Oleh karena itu, segala bentuk kecurangan untuk mengatur hasil sebuah pertandingan bisa berakibat hukuman berat dan tak jarang di antara mereka yang terlibat harus berurusan dengan penegak hukum.

GOAL memiliki daftar yang berisi sepuluh kasus match-fixing yang menhgebohkan dunia...

  • Klaus Fischer West Germany 12051982Getty

    Aib Gijon (Jerman Barat vs Austria pada 1982)

    Skandal match-fixing ini terjadi di fase grup Piala Dunia 1982. Itu tampak jelas sekali bagi siapa pun yang menonton pertandingan, namun baik Jerman Barat maupun Austria tidak dinyatakan bersalah atas kasus tersebut. FIFA secara resmi mengatakan bahwa tidak ada aturan yang dilanggar!

    Kemenangan 1-0 untuk Jerman Barat akan membuat kedua tim lolos ke fase gugur dengan mengorbankan Aljazair. Jerman mencetak gol yang mereka butuhkan dalam waktu 10 menit. Kedua tim lantas cuma sekadar mengoper bola satu sama lain selama sisa jalannya pertandingan.

    Kecaman pun muncul di seantero dunia dan meminta FIFA agar mengusut mereka, mengusulkan aturan baru bahwa pertandingan terakhir di fase grup harus dimainkan secara bersamaan.

  • Iklan
  • Plateau UnitedShengolpix

    Plateau United Feeders 79-0 Akurba FC & Police Machine 67-0 Babayaro FC (2013)

    Ini adalah beberapa skor paling absurd yang pernah Anda lihat di sepakbola. Sulit untuk memutuskan apa yang lebih mengejutkan; bahwa 79 gol telah dicetak, atau bahwa lawan mereka tidak berhasil mencetak satu gol pun!

    79 gol dalam 90 menit berarti ada satu gol dalam setiap 68 detik - suatu hal yang mustahil. Dikatakan bahwa 72 dari gol itu terjadi di babak kedua, yang membuat ini semakin tidak masuk akal!

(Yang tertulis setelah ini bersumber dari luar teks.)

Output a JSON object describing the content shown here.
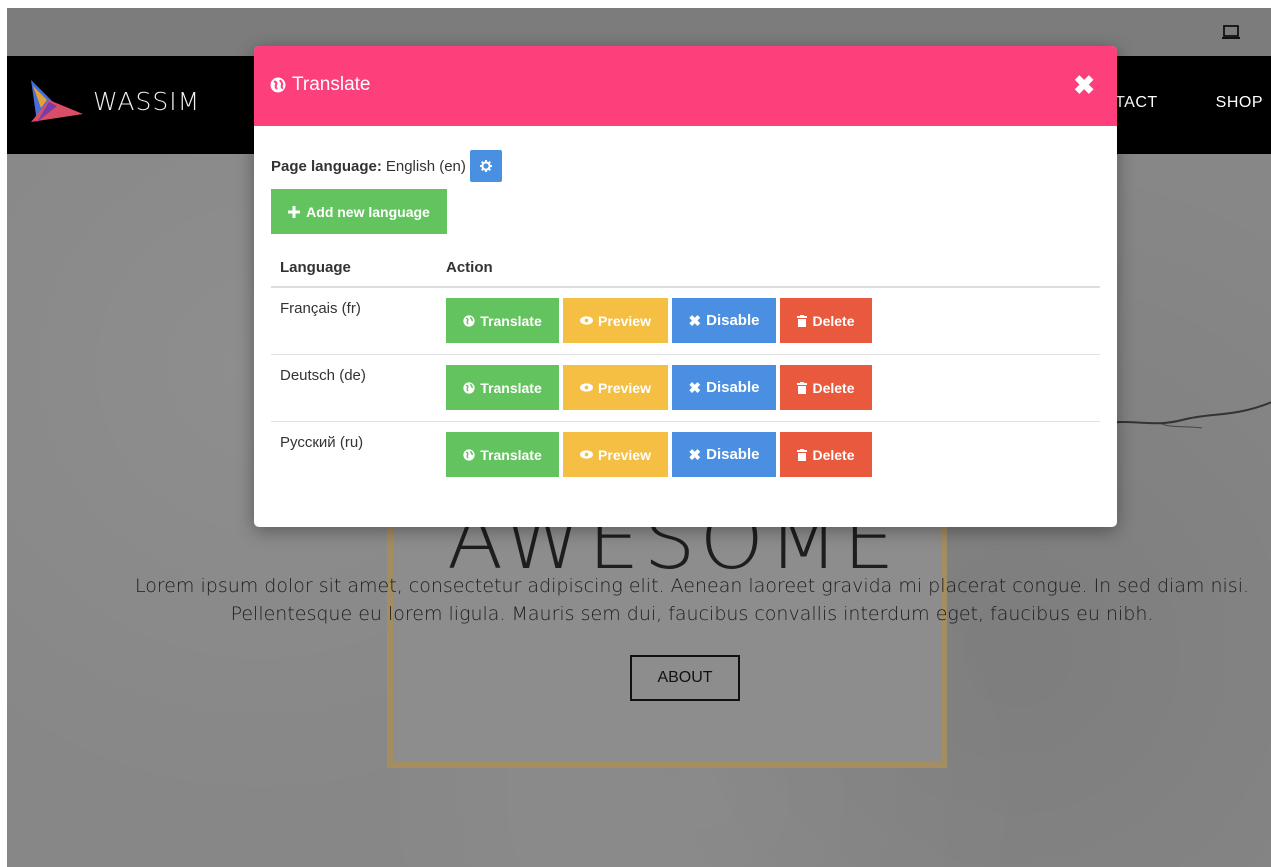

    Plateau United Feeders and Police Machine - dua tim dari kasta bawah Nigeria - mengejar kans promosi namun terasa sulit karena perbedaan selisih gol yang besar. Jadi mereka melakukannya dengan cara mereka sendiri yang hampir tidak masuk akal.

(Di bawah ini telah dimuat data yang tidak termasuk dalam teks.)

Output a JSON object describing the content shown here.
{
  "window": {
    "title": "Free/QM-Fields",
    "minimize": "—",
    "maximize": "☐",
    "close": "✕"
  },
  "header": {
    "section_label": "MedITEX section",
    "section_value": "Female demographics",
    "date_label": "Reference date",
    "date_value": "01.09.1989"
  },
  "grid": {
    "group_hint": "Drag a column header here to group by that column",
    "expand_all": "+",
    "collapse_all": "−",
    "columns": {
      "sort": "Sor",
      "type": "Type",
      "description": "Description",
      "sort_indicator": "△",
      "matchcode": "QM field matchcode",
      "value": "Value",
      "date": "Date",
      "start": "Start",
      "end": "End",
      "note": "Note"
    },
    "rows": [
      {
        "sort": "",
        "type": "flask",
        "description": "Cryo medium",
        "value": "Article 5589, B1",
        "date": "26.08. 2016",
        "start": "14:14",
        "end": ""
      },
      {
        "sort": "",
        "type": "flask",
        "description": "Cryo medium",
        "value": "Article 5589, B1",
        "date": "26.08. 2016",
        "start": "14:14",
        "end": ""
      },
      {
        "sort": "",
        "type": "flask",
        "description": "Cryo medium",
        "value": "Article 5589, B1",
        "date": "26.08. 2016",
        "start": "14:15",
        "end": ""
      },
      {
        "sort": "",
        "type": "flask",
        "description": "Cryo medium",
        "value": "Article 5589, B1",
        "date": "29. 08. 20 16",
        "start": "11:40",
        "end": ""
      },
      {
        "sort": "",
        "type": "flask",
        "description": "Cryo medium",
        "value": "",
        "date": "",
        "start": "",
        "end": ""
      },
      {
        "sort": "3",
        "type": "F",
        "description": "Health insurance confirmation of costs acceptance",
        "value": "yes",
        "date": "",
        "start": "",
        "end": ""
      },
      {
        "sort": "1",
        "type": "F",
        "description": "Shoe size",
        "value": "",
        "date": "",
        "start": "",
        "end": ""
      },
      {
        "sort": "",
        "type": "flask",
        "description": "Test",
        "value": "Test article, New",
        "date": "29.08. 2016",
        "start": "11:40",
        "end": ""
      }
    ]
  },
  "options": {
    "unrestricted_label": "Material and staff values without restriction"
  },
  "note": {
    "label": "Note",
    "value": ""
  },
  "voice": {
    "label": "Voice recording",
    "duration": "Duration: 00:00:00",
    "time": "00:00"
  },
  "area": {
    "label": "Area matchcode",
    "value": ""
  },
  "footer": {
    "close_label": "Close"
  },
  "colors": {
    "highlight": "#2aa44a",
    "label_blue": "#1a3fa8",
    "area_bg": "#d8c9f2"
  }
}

    Federasi Sepakbola Nigeria (NFF) menjatuhkan sanksi seumur hidup kepada keempat tim dan ofisial pertandingan yang bertugas dalam pertandingan aneh tersebut.

  • GER ONLY Luciano Moggi Juventus GFXimago images / Goal

    Calciopoli (2006)

    Italia punya sejarah kelam dalam hal match-fixing. Salah satu yang paling populer, dijuluki sebagai Calciopoli, terjadi pada 2006. Panggilan telepon yang disadap mengungkapkan bahwa beberapa tim telah melakukan kontak dengan organisasi wasit sehingga mereka dapat memilih wasit yang menguntungkan pihak-pihak tertentu. Tim yang terlibat antara lain Juventus, AC Milan, Fiorentina, Lazio, dan Reggina.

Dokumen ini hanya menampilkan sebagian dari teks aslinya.